Comentando a controvérsia sobre a inconstitucionalidade do art. 1.790, inciso III, a Juíza Rita de Cássia Andrade (2008) chega à seguinte conclusão:
Diante dessa nova concepção do Código Civil, tarefa de maior urgência é a alteração legislativa, ou a declaração de inconstitucionalidade erga omnes do seu art.1790, haja vista a igualdade de tratamento dado pela CF/88, a união estável e ao casamento. Pois apesar dos julgamentos de inconstitucionalidade de forma incidental, relativamente a casos concretos e isolados, tal situação não se mostra satisfatória para a produção de uma justiça ordenada e lógica, havendo sempre decisões controvertidas para situações jurídicas iguais, na intimidade da família brasileira, uma vez que o legislador ordinário quis se sobrepor às disposições da própria Constituição, pois apesar de se tratar de uma lei nova, a mesma passou por muitos anos de espera no Congresso Nacional, vindo a entrar em vigência já de forma totalmente ultrapassada, preconceituosa, e distante da evolução dos fatos sociais, especificamente em relação a família e sucessões.

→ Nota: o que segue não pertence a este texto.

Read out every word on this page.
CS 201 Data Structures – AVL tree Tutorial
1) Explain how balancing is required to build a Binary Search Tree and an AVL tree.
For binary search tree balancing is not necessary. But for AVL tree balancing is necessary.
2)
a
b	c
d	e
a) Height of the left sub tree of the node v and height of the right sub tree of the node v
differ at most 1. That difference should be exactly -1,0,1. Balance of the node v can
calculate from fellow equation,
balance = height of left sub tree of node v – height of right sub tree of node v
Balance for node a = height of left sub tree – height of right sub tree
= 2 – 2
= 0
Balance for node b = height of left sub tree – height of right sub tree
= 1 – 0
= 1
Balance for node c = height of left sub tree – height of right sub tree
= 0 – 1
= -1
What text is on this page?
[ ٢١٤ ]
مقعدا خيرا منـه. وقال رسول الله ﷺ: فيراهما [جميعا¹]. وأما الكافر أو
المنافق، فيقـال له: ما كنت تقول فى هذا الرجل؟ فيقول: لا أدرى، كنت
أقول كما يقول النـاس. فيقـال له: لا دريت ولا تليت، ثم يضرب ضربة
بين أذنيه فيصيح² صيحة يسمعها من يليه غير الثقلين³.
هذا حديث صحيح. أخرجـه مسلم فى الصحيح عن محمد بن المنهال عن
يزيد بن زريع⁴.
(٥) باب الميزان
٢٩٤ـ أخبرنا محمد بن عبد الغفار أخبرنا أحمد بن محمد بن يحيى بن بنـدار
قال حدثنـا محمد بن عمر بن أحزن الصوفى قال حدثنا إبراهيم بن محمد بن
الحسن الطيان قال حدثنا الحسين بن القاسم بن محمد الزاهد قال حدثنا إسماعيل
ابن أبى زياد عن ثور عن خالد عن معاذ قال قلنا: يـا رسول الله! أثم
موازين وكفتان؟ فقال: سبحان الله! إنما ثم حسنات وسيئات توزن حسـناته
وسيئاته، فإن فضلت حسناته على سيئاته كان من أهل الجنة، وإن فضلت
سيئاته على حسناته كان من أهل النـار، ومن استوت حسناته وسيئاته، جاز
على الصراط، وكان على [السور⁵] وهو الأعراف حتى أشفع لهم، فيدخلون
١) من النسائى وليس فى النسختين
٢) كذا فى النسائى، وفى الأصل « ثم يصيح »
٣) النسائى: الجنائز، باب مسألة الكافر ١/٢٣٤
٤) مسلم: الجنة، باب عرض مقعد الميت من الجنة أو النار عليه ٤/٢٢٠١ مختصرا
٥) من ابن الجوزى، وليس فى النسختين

Se inexiste consenso a respeito da inconstitucionalidade do inciso III, do art. 1.790 do Código Civil e das demais disposições acerca da sucessão dos companheiros, fato é que a reforma da atual codificação afigura-se indispensável, motivo pelo qual analisaremos a seguir os dois principais Projetos de Lei em tramitação no Congresso Nacional.
5.2. A reforma do Código Civil: os Projetos Fiúza e Biscaia/IBDFAM.
O Projeto de Lei nº. 6.960/2002, apresentado pelo deputado Ricardo Fiúza, ainda no ano de 2002, objetiva a alteração substancial do art. 1.790 do Código Civil.
O princípio orientador do Projeto Fiúza é a manutenção do atual artigo 1829, inciso I, que trata da sucessão do cônjuge em concorrência com os descendentes. O regime de bens dos companheiros seria o marco divisório entre a concorrência ou não com os descendentes.
Este Projeto confere ao companheiro tratamento análogo ao do cônjuge, sem promover a equiparação entre eles, uma vez que o companheiro terá sempre meia quota em concorrência com ascendentes e descendentes, privilegiando os cônjuges.
Este Projeto consegue afastar as críticas formuladas contra o atual artigo 1.790, solucionando os problemas referentes à filiação híbrida, à concorrência do companheiro com colaterais do falecido, além disso, devolve ao convivente o direito real de habitação e impossibilita que parte da herança seja considerada vacante e, portanto, de propriedade do Poder Público. (TARTUCE; SIMÃO, 2007).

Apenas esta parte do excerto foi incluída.